Jem jumped up and did the same. ‘That was top, Dad. Thanks. Do any of you mind if Abi and I leave the table and watch telly in the rumpus room?’
‘That’s fine,’ said Henry. ‘I want to talk business with Greg anyway.’
‘Great,’ said Greg, topping up his and Henry’s glasses with the remains of the bottle.
‘Let’s go to The Bungalow.’ Henry took Greg’s arm, adding in a lower voice: ‘We might catch a bit of the cricket while we’re at it.’
‘Anyone want a coffee or tea?’ Connie asked her mother and sister. They nodded. ‘I’ll go and make some.’
‘No, absolutely not – I’ll go and do it,’ said Francis, leaping up. ‘You girls have got plenty to catch up on.’
‘That is so sweet of you, Francis. Much appreciated.’ Connie gave him a warm hug and then hurried after Dorothy and Pru.
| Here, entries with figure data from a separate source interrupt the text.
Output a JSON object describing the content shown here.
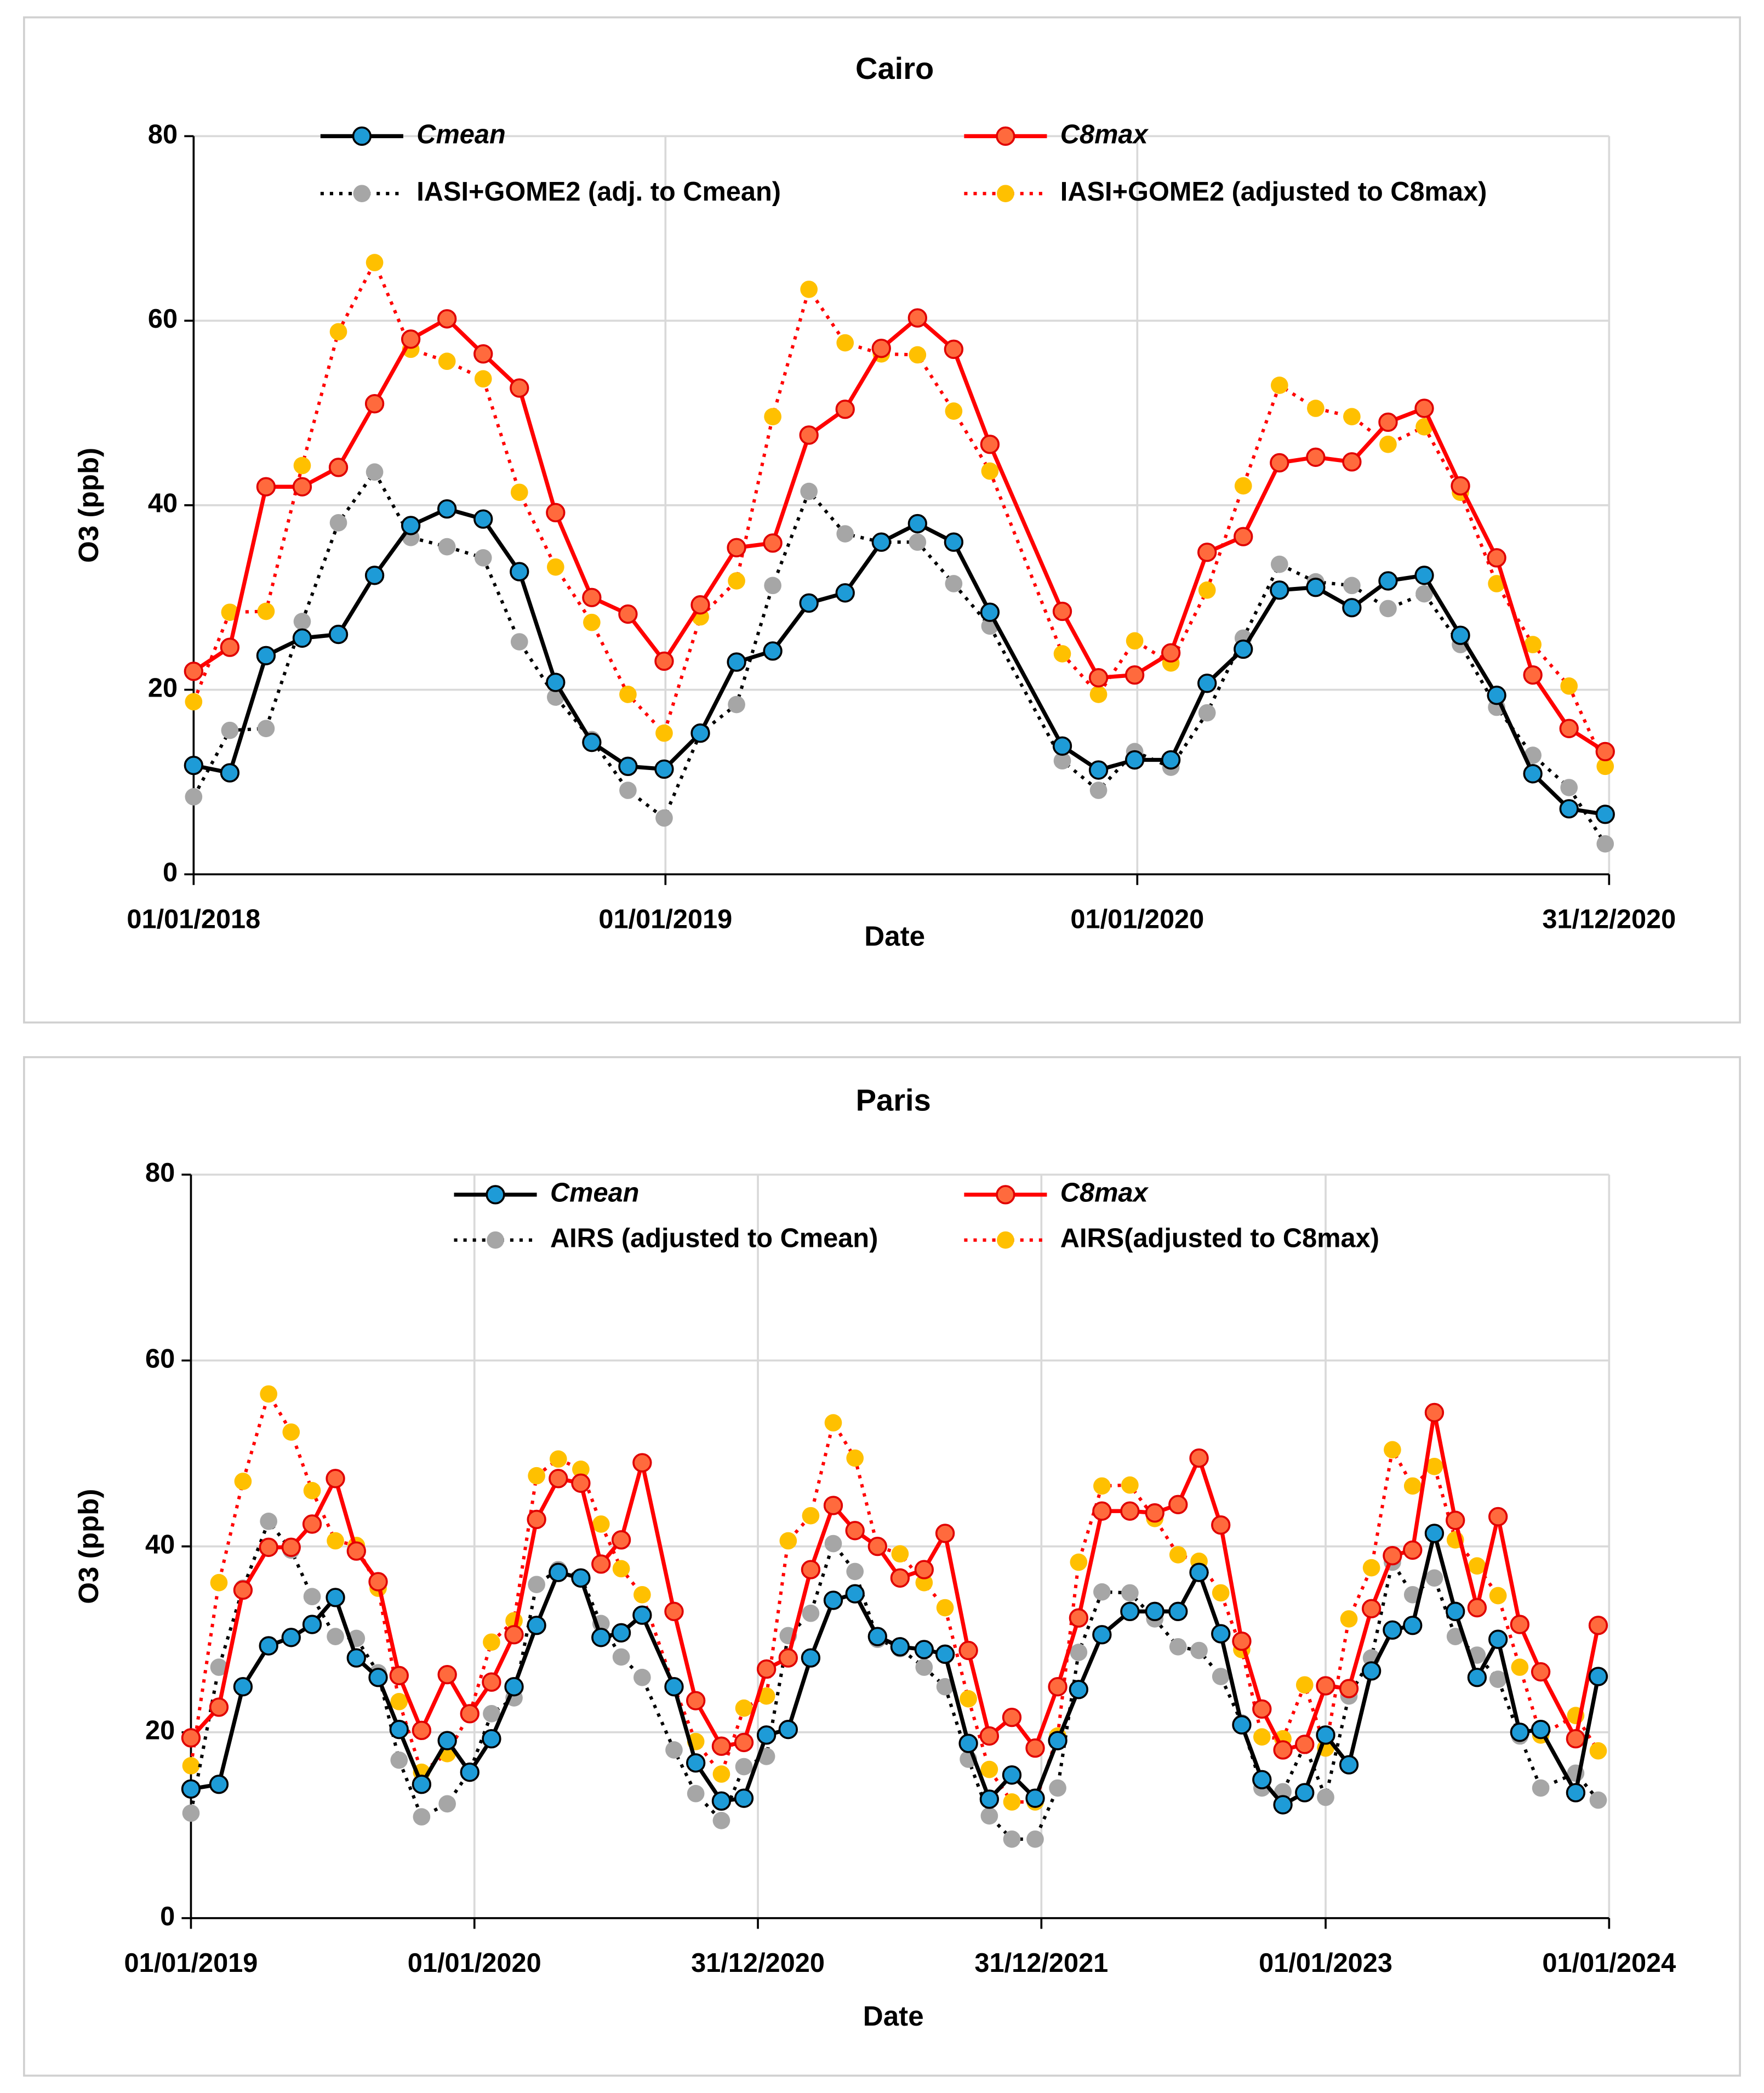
{
  "chart_data": [
    {
      "type": "line",
      "title": "Cairo",
      "x_label": "Date",
      "y_label": "O3 (ppb)",
      "x": [
        "01/01/2018",
        "29/01/2018",
        "26/02/2018",
        "26/03/2018",
        "23/04/2018",
        "21/05/2018",
        "18/06/2018",
        "16/07/2018",
        "13/08/2018",
        "10/09/2018",
        "08/10/2018",
        "05/11/2018",
        "03/12/2018",
        "31/12/2018",
        "28/01/2019",
        "25/02/2019",
        "25/03/2019",
        "22/04/2019",
        "20/05/2019",
        "17/06/2019",
        "15/07/2019",
        "12/08/2019",
        "09/09/2019",
        "04/11/2019",
        "02/12/2019",
        "30/12/2019",
        "27/01/2020",
        "24/02/2020",
        "23/03/2020",
        "20/04/2020",
        "18/05/2020",
        "15/06/2020",
        "13/07/2020",
        "10/08/2020",
        "07/09/2020",
        "05/10/2020",
        "02/11/2020",
        "30/11/2020",
        "28/12/2020"
      ],
      "xlim": [
        "01/01/2018",
        "31/12/2020"
      ],
      "xticks": [
        "01/01/2018",
        "01/01/2019",
        "01/01/2020",
        "31/12/2020"
      ],
      "ylim": [
        0,
        80
      ],
      "yticks": [
        0,
        20,
        40,
        60,
        80
      ],
      "grid": true,
      "series": [
        {
          "name": "Cmean",
          "color": "#000000",
          "marker_color": "#1e9bd7",
          "marker_edge": "#000000",
          "line_style": "solid",
          "legend_style": "italic",
          "values": [
            11.8,
            11,
            23.7,
            25.6,
            26,
            32.4,
            37.8,
            39.6,
            38.5,
            32.8,
            20.8,
            14.3,
            11.7,
            11.4,
            15.3,
            23,
            24.2,
            29.4,
            30.5,
            36,
            38,
            36,
            28.4,
            13.9,
            11.3,
            12.4,
            12.4,
            20.7,
            24.4,
            30.8,
            31.1,
            28.9,
            31.8,
            32.4,
            25.9,
            19.4,
            10.9,
            7.1,
            6.5
          ]
        },
        {
          "name": "C8max",
          "color": "#ff0000",
          "marker_color": "#ff6a3d",
          "marker_edge": "#e00000",
          "line_style": "solid",
          "legend_style": "italic",
          "values": [
            22,
            24.6,
            42,
            42,
            44.1,
            51,
            58,
            60.2,
            56.4,
            52.7,
            39.2,
            30,
            28.2,
            23.1,
            29.2,
            35.4,
            35.9,
            47.6,
            50.4,
            57,
            60.3,
            56.9,
            46.6,
            28.5,
            21.3,
            21.6,
            24,
            34.9,
            36.6,
            44.6,
            45.2,
            44.7,
            49,
            50.5,
            42.1,
            34.3,
            21.6,
            15.8,
            13.3
          ]
        },
        {
          "name": "IASI+GOME2 (adj. to Cmean)",
          "color": "#000000",
          "marker_color": "#a6a6a6",
          "marker_edge": "none",
          "line_style": "dotted",
          "legend_style": "normal",
          "values": [
            8.4,
            15.6,
            15.8,
            27.4,
            38.1,
            43.6,
            36.5,
            35.5,
            34.3,
            25.2,
            19.2,
            14.6,
            9.1,
            6.1,
            15.3,
            18.4,
            31.3,
            41.5,
            36.9,
            36,
            36,
            31.5,
            26.9,
            12.3,
            9.1,
            13.3,
            11.6,
            17.5,
            25.6,
            33.6,
            31.7,
            31.3,
            28.8,
            30.4,
            24.9,
            18.1,
            12.9,
            9.4,
            3.3
          ]
        },
        {
          "name": "IASI+GOME2 (adjusted to C8max)",
          "color": "#ff0000",
          "marker_color": "#ffc000",
          "marker_edge": "none",
          "line_style": "dotted",
          "legend_style": "normal",
          "values": [
            18.7,
            28.4,
            28.5,
            44.3,
            58.8,
            66.3,
            56.9,
            55.6,
            53.7,
            41.4,
            33.3,
            27.3,
            19.5,
            15.3,
            27.9,
            31.8,
            49.6,
            63.4,
            57.6,
            56.4,
            56.3,
            50.2,
            43.7,
            23.9,
            19.5,
            25.3,
            22.9,
            30.8,
            42.1,
            53,
            50.5,
            49.6,
            46.6,
            48.5,
            41.4,
            31.5,
            24.9,
            20.4,
            11.7
          ]
        }
      ]
    },
    {
      "type": "line",
      "title": "Paris",
      "x_label": "Date",
      "y_label": "O3 (ppb)",
      "x": [
        "01/01/2019",
        "06/02/2019",
        "09/03/2019",
        "11/04/2019",
        "10/05/2019",
        "06/06/2019",
        "06/07/2019",
        "02/08/2019",
        "30/08/2019",
        "26/09/2019",
        "25/10/2019",
        "27/11/2019",
        "26/12/2019",
        "23/01/2020",
        "21/02/2020",
        "21/03/2020",
        "18/04/2020",
        "17/05/2020",
        "12/06/2020",
        "08/07/2020",
        "04/08/2020",
        "14/09/2020",
        "12/10/2020",
        "14/11/2020",
        "13/12/2020",
        "11/01/2021",
        "08/02/2021",
        "09/03/2021",
        "07/04/2021",
        "05/05/2021",
        "03/06/2021",
        "02/07/2021",
        "02/08/2021",
        "29/08/2021",
        "28/09/2021",
        "25/10/2021",
        "23/11/2021",
        "23/12/2021",
        "21/01/2022",
        "17/02/2022",
        "19/03/2022",
        "24/04/2022",
        "26/05/2022",
        "25/06/2022",
        "22/07/2022",
        "19/08/2022",
        "15/09/2022",
        "11/10/2022",
        "07/11/2022",
        "05/12/2022",
        "01/01/2023",
        "31/01/2023",
        "01/03/2023",
        "28/03/2023",
        "23/04/2023",
        "21/05/2023",
        "17/06/2023",
        "15/07/2023",
        "11/08/2023",
        "08/09/2023",
        "05/10/2023",
        "19/11/2023",
        "18/12/2023"
      ],
      "xlim": [
        "01/01/2019",
        "01/01/2024"
      ],
      "xticks": [
        "01/01/2019",
        "01/01/2020",
        "31/12/2020",
        "31/12/2021",
        "01/01/2023",
        "01/01/2024"
      ],
      "ylim": [
        0,
        80
      ],
      "yticks": [
        0,
        20,
        40,
        60,
        80
      ],
      "grid": true,
      "series": [
        {
          "name": "Cmean",
          "color": "#000000",
          "marker_color": "#1e9bd7",
          "marker_edge": "#000000",
          "line_style": "solid",
          "legend_style": "italic",
          "values": [
            13.9,
            14.4,
            24.9,
            29.3,
            30.2,
            31.6,
            34.5,
            28,
            25.9,
            20.3,
            14.4,
            19.1,
            15.7,
            19.3,
            24.9,
            31.5,
            37.2,
            36.6,
            30.2,
            30.7,
            32.6,
            24.9,
            16.7,
            12.6,
            12.9,
            19.7,
            20.3,
            28,
            34.2,
            34.9,
            30.3,
            29.2,
            28.9,
            28.4,
            18.8,
            12.8,
            15.4,
            12.9,
            19.1,
            24.6,
            30.5,
            33,
            33,
            33,
            37.2,
            30.6,
            20.8,
            14.9,
            12.2,
            13.5,
            19.7,
            16.5,
            26.6,
            31,
            31.5,
            41.4,
            33,
            25.9,
            30,
            20,
            20.3,
            13.5,
            26
          ]
        },
        {
          "name": "C8max",
          "color": "#ff0000",
          "marker_color": "#ff6a3d",
          "marker_edge": "#e00000",
          "line_style": "solid",
          "legend_style": "italic",
          "values": [
            19.4,
            22.7,
            35.3,
            39.9,
            39.9,
            42.4,
            47.3,
            39.5,
            36.2,
            26.1,
            20.2,
            26.2,
            22,
            25.4,
            30.5,
            42.9,
            47.3,
            46.8,
            38.1,
            40.7,
            49,
            33,
            23.4,
            18.5,
            18.9,
            26.8,
            28,
            37.5,
            44.4,
            41.7,
            40,
            36.6,
            37.5,
            41.4,
            28.8,
            19.6,
            21.6,
            18.3,
            24.9,
            32.3,
            43.8,
            43.8,
            43.6,
            44.5,
            49.5,
            42.3,
            29.8,
            22.5,
            18.1,
            18.7,
            25,
            24.7,
            33.3,
            39,
            39.6,
            54.4,
            42.8,
            33.4,
            43.2,
            31.6,
            26.5,
            19.3,
            31.5
          ]
        },
        {
          "name": "AIRS (adjusted to Cmean)",
          "color": "#000000",
          "marker_color": "#a6a6a6",
          "marker_edge": "none",
          "line_style": "dotted",
          "legend_style": "normal",
          "values": [
            11.3,
            27,
            35.5,
            42.7,
            39.6,
            34.6,
            30.3,
            30.1,
            26.4,
            17,
            10.9,
            12.3,
            15.8,
            22,
            23.7,
            35.9,
            37.5,
            36.7,
            31.7,
            28.1,
            25.9,
            18.1,
            13.4,
            10.5,
            16.3,
            17.4,
            30.4,
            32.8,
            40.3,
            37.3,
            30,
            29,
            27,
            24.9,
            17.1,
            11,
            8.5,
            8.5,
            14,
            28.6,
            35.1,
            35,
            32.2,
            29.2,
            28.8,
            26,
            21,
            14,
            13.6,
            18.6,
            13,
            23.9,
            28,
            38.3,
            34.8,
            36.6,
            30.3,
            28.3,
            25.7,
            19.6,
            14,
            15.6,
            12.7
          ]
        },
        {
          "name": "AIRS(adjusted to C8max)",
          "color": "#ff0000",
          "marker_color": "#ffc000",
          "marker_edge": "none",
          "line_style": "dotted",
          "legend_style": "normal",
          "values": [
            16.4,
            36.1,
            47,
            56.4,
            52.3,
            46,
            40.6,
            40.1,
            35.5,
            23.3,
            15.7,
            17.7,
            22,
            29.7,
            32,
            47.6,
            49.4,
            48.3,
            42.4,
            37.6,
            34.8,
            24.9,
            19,
            15.5,
            22.6,
            23.9,
            40.6,
            43.3,
            53.3,
            49.5,
            40,
            39.2,
            36.1,
            33.4,
            23.6,
            16,
            12.5,
            12.5,
            19.6,
            38.3,
            46.5,
            46.6,
            43,
            39.1,
            38.4,
            35,
            28.9,
            19.5,
            19.3,
            25.1,
            18.3,
            32.2,
            37.7,
            50.4,
            46.5,
            48.6,
            40.7,
            37.9,
            34.7,
            27,
            19.7,
            21.8,
            18
          ]
        }
      ]
    }
  ]
}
As the women walked away, Francis collected the remaining plates and scraped them into the bin.
*
‘Here you are, ladies,’ he said ten minutes later, carrying a tea tray laden with mugs and organic muesli biscuits. ‘Where shall I put it?’
‘Coffee table, Francis,’ said Pru, barely looking at him.
‘Well, the kitchen’s all clear for the morning. I’ll just pop over to The Bungalow to say good night to Henry and Greg.’
‘OK. See you in the morning. And thank you for supper, Francis.’ Connie smiled at him as he left.
Pru turned to their mother. ‘How are you settling into the new bungalow, Mummy?’
‘It’s perfect, darling. Easy to clean, lovely and warm. Everything brand new. What else would we do with all that garden. It was the ideal plot and it’s the best thing your father ever persuaded me to do.’